NIMH funds new UW Suicide Care Research Center

Department news | February 28, 2023

We are at a crucial point in the development of care for adolescents and young adults who struggle with thoughts of suicide. When adolescents and young adults disclose thoughts of suicide to their primary care providers, they are often not prepared to help them with treatment in the clinic. Patients and families are usually referred to the emergency department even when an outpatient treatment might be better suited to their immediate needs. This approach overwhelms the medical systems and creates negative experiences for patients and providers.

We are thrilled to announce that our department has been awarded a five-year grant from the National Institute of Mental Health for a new practice-based Suicide Care Research Center. Directed by Katherine Ann (Kate) Comtois, PhD, MPH, the Center will work to improve the design and delivery of suicide care in outpatient medical settings.

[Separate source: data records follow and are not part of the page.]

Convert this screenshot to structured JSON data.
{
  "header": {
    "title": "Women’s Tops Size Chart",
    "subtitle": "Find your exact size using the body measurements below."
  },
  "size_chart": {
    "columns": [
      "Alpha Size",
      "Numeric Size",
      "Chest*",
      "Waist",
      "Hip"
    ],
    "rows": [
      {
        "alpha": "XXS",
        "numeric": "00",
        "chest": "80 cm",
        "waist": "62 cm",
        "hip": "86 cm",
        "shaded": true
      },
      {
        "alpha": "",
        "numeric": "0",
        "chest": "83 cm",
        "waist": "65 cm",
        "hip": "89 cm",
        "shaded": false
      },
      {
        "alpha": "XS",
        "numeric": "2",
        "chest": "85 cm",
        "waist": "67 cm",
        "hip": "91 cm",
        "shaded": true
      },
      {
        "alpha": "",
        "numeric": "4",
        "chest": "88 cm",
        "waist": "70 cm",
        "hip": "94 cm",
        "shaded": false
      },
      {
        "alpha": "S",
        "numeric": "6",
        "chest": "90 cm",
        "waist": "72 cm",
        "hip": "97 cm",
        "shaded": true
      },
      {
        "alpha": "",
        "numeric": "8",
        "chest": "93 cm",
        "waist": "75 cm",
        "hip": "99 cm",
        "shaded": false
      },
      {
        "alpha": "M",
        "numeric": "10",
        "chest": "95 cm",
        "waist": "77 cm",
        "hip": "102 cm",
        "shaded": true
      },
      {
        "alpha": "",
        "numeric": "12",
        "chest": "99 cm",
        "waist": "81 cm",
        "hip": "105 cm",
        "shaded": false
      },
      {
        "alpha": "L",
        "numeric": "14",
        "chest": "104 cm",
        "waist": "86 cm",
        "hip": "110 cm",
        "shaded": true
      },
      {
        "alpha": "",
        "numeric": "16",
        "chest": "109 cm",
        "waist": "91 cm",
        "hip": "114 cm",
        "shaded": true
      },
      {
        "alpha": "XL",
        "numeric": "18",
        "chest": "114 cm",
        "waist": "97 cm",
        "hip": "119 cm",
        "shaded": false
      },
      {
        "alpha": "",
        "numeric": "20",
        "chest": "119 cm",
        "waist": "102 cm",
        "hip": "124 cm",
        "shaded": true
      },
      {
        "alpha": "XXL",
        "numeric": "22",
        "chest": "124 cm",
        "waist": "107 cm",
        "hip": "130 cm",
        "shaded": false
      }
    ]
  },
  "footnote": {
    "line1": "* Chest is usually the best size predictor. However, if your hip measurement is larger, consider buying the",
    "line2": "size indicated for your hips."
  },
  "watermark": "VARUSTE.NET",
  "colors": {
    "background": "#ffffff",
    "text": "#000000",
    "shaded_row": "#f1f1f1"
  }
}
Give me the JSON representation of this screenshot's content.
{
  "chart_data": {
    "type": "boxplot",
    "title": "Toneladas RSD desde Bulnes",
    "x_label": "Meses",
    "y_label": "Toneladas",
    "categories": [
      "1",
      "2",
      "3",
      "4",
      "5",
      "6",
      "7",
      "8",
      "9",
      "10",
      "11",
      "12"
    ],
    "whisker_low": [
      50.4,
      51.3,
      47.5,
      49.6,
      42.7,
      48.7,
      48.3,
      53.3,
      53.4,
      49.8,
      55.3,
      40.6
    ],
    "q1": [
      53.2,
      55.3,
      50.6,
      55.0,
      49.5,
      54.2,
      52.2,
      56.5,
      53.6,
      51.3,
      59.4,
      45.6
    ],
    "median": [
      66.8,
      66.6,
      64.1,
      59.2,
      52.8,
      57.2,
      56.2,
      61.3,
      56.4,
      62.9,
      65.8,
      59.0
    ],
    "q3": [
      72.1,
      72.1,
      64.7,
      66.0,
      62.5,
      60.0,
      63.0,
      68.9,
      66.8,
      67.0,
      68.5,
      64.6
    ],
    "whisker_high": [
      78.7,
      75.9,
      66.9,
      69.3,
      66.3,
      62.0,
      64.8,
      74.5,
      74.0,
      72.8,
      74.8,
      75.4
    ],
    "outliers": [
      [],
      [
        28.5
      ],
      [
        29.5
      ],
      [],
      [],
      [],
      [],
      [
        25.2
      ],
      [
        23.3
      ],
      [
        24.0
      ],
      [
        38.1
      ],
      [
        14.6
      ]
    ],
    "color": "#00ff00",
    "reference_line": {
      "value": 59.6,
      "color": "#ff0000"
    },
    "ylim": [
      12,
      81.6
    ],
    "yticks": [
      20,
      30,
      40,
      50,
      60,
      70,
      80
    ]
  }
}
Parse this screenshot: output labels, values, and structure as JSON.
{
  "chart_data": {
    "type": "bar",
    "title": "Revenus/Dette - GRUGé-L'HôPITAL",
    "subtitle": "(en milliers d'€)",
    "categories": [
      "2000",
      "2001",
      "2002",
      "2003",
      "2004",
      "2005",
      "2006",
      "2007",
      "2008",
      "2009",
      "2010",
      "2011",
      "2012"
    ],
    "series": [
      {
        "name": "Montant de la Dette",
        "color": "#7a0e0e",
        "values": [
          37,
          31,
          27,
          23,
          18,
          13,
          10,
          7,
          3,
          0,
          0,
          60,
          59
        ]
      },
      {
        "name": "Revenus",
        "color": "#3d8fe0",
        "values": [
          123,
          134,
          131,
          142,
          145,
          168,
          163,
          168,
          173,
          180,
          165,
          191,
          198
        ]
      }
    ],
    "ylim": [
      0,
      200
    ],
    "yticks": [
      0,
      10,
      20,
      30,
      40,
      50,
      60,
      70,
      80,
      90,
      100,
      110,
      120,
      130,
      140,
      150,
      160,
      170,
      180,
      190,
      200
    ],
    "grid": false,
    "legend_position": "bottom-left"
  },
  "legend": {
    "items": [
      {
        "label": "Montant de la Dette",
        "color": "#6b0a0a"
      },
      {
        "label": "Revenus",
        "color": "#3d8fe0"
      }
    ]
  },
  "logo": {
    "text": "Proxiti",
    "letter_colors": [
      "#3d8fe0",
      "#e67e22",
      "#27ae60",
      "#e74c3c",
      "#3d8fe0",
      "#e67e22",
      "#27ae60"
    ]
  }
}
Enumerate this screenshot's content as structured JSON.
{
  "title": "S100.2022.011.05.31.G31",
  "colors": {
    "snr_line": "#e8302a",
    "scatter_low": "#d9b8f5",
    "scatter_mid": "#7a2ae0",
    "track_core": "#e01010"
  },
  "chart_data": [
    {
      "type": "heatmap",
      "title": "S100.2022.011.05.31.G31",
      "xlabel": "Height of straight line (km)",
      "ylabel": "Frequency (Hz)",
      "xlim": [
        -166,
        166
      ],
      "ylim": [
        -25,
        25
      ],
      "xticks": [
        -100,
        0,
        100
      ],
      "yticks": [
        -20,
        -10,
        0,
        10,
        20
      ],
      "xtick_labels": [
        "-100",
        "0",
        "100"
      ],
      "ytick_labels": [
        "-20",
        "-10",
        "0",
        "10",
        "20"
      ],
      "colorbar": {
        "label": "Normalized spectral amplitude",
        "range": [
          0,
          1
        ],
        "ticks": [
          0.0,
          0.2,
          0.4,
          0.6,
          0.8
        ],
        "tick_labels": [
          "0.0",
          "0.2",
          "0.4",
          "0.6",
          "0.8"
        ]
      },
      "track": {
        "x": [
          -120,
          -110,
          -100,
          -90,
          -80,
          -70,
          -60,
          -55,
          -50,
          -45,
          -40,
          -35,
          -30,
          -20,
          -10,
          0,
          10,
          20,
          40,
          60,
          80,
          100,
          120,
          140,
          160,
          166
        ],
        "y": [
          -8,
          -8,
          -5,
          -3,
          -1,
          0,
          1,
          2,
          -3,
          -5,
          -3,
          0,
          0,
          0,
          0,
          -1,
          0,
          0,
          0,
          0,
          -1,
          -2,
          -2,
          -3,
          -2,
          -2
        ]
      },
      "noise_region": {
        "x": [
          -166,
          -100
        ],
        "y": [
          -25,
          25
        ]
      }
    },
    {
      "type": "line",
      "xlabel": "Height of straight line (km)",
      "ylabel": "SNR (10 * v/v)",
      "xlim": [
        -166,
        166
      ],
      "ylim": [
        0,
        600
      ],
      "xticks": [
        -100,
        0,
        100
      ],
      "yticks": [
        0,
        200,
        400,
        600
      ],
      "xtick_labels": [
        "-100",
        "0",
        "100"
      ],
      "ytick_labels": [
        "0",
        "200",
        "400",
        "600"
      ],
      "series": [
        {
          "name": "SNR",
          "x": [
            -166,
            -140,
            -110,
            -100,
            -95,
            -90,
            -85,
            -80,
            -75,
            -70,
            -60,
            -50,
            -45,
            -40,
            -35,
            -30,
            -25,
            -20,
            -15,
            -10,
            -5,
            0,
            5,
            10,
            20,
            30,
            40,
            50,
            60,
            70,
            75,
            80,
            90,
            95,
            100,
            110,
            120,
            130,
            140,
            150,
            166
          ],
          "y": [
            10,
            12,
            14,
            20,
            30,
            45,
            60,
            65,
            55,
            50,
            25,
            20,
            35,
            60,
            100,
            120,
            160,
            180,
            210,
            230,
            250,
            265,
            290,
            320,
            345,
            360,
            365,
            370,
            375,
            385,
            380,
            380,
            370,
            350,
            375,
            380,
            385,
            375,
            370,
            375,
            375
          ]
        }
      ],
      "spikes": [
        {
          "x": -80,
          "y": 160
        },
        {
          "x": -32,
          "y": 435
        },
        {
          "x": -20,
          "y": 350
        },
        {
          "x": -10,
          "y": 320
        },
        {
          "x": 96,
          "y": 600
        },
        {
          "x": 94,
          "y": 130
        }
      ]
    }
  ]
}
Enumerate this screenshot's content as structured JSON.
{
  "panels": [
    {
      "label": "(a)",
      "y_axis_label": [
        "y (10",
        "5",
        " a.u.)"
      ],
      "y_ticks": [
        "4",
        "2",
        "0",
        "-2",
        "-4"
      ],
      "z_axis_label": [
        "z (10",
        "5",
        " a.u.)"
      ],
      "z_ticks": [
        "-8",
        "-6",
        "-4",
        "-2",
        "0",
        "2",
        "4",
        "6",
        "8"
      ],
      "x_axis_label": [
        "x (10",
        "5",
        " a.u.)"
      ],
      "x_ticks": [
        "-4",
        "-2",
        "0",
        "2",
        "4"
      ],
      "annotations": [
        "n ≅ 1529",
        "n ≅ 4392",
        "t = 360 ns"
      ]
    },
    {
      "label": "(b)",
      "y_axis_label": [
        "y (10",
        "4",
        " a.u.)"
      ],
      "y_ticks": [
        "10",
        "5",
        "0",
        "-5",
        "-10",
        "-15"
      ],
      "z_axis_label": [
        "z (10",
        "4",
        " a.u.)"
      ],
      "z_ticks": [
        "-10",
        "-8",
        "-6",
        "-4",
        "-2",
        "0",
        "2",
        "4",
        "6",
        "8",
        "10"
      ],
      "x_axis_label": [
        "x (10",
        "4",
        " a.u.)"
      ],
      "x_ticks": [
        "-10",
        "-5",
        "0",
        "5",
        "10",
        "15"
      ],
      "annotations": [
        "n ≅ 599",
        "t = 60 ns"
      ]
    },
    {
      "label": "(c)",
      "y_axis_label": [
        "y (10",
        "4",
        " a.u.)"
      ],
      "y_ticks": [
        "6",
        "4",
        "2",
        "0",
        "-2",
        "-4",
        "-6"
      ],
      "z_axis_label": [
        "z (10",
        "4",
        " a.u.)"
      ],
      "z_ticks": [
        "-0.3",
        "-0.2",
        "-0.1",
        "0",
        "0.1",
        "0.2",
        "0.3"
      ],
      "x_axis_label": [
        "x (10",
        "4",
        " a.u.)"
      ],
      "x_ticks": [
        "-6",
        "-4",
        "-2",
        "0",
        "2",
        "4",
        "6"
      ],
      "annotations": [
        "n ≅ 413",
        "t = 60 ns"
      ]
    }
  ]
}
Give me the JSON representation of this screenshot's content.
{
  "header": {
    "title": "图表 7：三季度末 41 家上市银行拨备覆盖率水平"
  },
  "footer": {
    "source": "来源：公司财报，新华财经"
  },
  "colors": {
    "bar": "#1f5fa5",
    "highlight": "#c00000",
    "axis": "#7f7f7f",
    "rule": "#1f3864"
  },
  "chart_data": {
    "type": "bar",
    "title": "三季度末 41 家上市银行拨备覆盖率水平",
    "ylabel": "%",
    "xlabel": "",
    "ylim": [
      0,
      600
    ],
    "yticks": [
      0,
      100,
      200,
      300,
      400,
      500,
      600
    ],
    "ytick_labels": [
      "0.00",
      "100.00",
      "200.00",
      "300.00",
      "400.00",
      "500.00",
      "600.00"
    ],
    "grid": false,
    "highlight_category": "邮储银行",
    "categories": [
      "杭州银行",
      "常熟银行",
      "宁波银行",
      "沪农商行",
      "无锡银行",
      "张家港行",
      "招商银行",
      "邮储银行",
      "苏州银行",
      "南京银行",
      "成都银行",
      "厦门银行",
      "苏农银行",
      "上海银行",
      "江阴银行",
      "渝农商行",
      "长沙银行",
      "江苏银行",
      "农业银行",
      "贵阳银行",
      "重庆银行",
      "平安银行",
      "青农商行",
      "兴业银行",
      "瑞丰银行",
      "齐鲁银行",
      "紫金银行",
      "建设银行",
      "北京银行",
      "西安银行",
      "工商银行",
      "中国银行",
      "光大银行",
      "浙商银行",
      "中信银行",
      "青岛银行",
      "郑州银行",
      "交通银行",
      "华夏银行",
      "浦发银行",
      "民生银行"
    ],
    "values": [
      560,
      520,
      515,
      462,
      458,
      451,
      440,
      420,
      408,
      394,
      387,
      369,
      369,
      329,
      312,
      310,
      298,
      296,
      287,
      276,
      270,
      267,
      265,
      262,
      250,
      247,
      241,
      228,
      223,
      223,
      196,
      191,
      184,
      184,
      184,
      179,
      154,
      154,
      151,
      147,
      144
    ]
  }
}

The Center’s ultimate goal is to improve outcomes across the suicide care pathway, from identification of suicide risk through long-term surveillance and follow-up.

The Center’s Signature Project will be the development of an innovative brief outpatient crisis intervention through Seattle Children’s Hospital where adolescents can be referred as an alternative to the emergency department. Over the five-year time frame, the team will also conduct three human centered design exploratory studies and eight pilot studies co-designing interventions with health care providers, patients, and families to make coordinated improvements across the suicide care pathway.

The team brings a wide array of expertise ranging from clinician-researchers who are on the frontline treating suicidal patients in outpatient medical clinics to informatics researchers and operational experts designing the innovative and cutting-edge technology that allow clinicians to efficiently do their jobs each day. This diverse skillset is due to a rare partnership between UW’s School of Medicine’s Departments of Psychiatry and Behavioral Sciences, Pediatrics, Family Medicine, and Biomedical Informatics and Medical Education. This partnership also bridges many of UW’s resources: The Center for Suicide Prevention and Recovery, the Institute for Translational Health Sciences and its Research Information Technology team, and the AIMS Center.

A number of people worked on this proposal in addition to Dr. Comtois including Molly Adrian, PhD; Patricia Areán, PhD; Ian Bennett, MD, PhD; Trevor Cohen, MBChB, PhD, FACMI; Doyanne Darnell, PhD; Kevin Hallgren, PhD; Andrea Hartzler, PhD; Alison Laing; Cari McCarty, PhD; Elizabeth McCauley, PhD;  Laura Richardson, MD, MPH; and Julie Richards, PhD, MPH, to name a few. Congratulations to everyone who worked so hard on this significant, timely and collaborative proposal!